I know what you are thinking, ladies and gentlemen, but don’t worry: the Pope is still Catholic. I checked.
A little while ago Joel Sherman of the New York Post wrote a column that can be summed up thusly:
1) Because Mike Piazza started as an obscure non-prospect who was only drafted in the 62nd round because he was Tommy Lasorda’s godson, and then went on to become the all time home run leader for catchers, and also because he had a bad case back acne (which is commonly associated with steroid use), Joel Sherman suspects that Mike Piazza might have done steroids.
2) Since rumored steroid users (specifically Mark McGwire) seem not to be getting into the hall of fame, Sherman wonders what to do about players, like Piazza, who really seem like they probably did do steroids, even though there are no rumors or evidence that they did.
3) In order to get to the bottom of this, Sherman recently asked Piazza if he had done steroids. Piazza said no, but Joel Sherman has heard steroid denials from the likes of Andy Pettitte, Jason Giambi, and A-Rod, so you will forgive Joel Sherman if he remains skeptical.
4) The whole situation seems to demand that Joel Sherman, paid baseball columnist, think critically about baseball, and he is not amused. He seems to imply that it is all A-Rod’s fault.
Then, Murray Chass wrote a blog post about Sherman’s column, the gist of which is 1) I, Murray Chass, have long suspected Piazza of steroid use, and think it was good of Joel Sherman to bring it up, but 2) Sherman really did not write enough about the back acne, so he is still a crappy little man writing for a crappy little paper. Chass had wanted to write about the back acne and steroids when Piazza had played for the Mets, but was prevented from doing so, because his editors were Mets fans. In 2004, when steroid testing was implemented, Piazza’s back acne mysteriously cleared up.
He also includes this gem: “He [Piazza] told Sherman the hitting came from hard work. That’s what they all said when they were suspected of having used steroids. We used to fall for that line. That’s one of the reasons we missed the advent and presence of steroids. We were gullible.” You were gullible, motherfucker? You are a goddamn journalist: your job description is pretty much ‘don’t be gullible.’ The casualness with which he admits to being an utter failure at his profession is somewhat shocking.

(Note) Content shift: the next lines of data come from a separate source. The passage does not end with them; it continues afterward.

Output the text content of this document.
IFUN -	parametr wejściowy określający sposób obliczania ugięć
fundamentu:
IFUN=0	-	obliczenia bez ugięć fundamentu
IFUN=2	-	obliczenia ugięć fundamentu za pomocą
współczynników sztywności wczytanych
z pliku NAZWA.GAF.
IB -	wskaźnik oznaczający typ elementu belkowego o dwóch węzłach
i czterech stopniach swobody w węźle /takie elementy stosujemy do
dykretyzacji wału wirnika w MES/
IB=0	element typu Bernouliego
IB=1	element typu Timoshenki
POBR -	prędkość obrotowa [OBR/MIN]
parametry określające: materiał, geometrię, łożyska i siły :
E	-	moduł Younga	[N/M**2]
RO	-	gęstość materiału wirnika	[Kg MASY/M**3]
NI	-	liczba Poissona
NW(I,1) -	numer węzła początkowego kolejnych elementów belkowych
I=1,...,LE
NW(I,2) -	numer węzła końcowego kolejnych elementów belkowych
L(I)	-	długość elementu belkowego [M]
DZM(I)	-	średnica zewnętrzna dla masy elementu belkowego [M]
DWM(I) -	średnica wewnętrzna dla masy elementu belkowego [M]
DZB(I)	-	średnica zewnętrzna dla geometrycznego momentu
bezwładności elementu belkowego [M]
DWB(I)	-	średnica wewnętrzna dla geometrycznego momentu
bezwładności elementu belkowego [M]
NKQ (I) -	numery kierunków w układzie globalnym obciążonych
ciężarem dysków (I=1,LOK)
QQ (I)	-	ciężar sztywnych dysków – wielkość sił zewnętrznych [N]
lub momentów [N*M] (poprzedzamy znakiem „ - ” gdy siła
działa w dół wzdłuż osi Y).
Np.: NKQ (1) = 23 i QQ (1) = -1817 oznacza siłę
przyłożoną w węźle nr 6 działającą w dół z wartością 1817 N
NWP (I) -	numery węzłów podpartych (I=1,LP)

Anyway, now, in a new book mainly about Roger Clemens, The Rocket that Fell to Earth, Jeff Pearlman has reiterated the steroid accusations, with all like sources and quotes and stuff. I would add that Mathew Cerrone’s response at the end of the quote from Perlman’s book is a very solid summary of (what I hope are) the feelings of most fans
While Sherman and Chass put together a little clinic on how you shouldn’t write about PEDs, providing shrillness, week excuses for professional failings, and a lack of actual information, there is an aspect of the Piazza story that intrigues me: Pearlman presents Piazza as entirely a product of steroids, whereas the narratives surrounding most of the prominent players accused of juicing (Bonds, Clemens, A-Rod, et all) all include pre-steroid and/or post-steroid phases when they were also pretty good.
While I don’t have much problem accepting that Mike Piazza did steroids, my guess is that there was probably some reason for Piazza’s transformation from non-prospect to home-run-leader-at-his-position, beyond simply “steroids”—although I have no idea what that reason might be. It would be nice if the tone of the tone of the discussion was such that Piazza would want to tell us, but he must know that if he ever gets tempted to be honest about this, his only reward will be a decade’s worth of articles from the Chasses and Shermans of the world about why he shouldn’t get into the hall of fame.